As previously announced, the entire tournament will be in Indiana, with 55 of the 67 games taking place in Indianapolis. Mackey Arena in West Lafayette and Simon Skjodt Assembly Hall in Bloomington will each host two First Four games and will join Bankers Life Fieldhouse, Hinkle Fieldhouse, Indiana Farmers Coliseum and Lucas Oil Stadium as hosts of first-round games Friday and Saturday, March 19 and 20. The four venues in Indianapolis will serve as sites for the remainder of the championship, including second-round games Sunday and Monday, March 21 and 22. While specific game times will be announced later, viewers can expect games in typical broadcast windows, with first- and second-round games on TBS, CBS, TNT and truTV.
The Sweet 16 will be played at Bankers Life Fieldhouse and Hinkle Fieldhouse on Saturday and Sunday, March 27 and 28, with each of the eight games getting its own television window. In the past, regional semifinal games took place in prime time, with a pair of games overlapping each other in the early evening and late evening sessions. In 2021, all Sweet 16 games will be played at separate times.

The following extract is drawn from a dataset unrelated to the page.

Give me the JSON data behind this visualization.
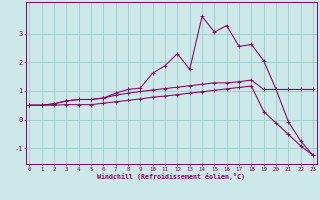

The Elite Eight games will take place in prime time Monday and Tuesday, March 29 and 30, and the Final Four is scheduled for Saturday and Monday, April 3 and 5. All those games will be played at Lucas Oil Stadium.
Selection Sunday is March 14, and The Big Dance begins four days later. The First Four matchups will work the same as they would in a normal year, with the overall Nos. 65 and 66 teams playing, and the overall Nos. 67 and 68 teams facing each other. The other First Four games will feature the last four at-large teams on the committee’s final seed list playing one another. The four winning teams advance to first-round games taking place March 20.
“The 2021 March Madness schedule is primarily a function of the health and safety protocols for all participants, respecting conference tournaments, balancing time away from campus for college student-athletes, competitive considerations for a national championship and fan engagement during a relatively traditional tournament timetable,” said Dan Gavitt, the NCAA’s senior vice president of basketball. “We are most appreciative of CBS Sports and Turner Sports for their collaboration and support of the tournament.”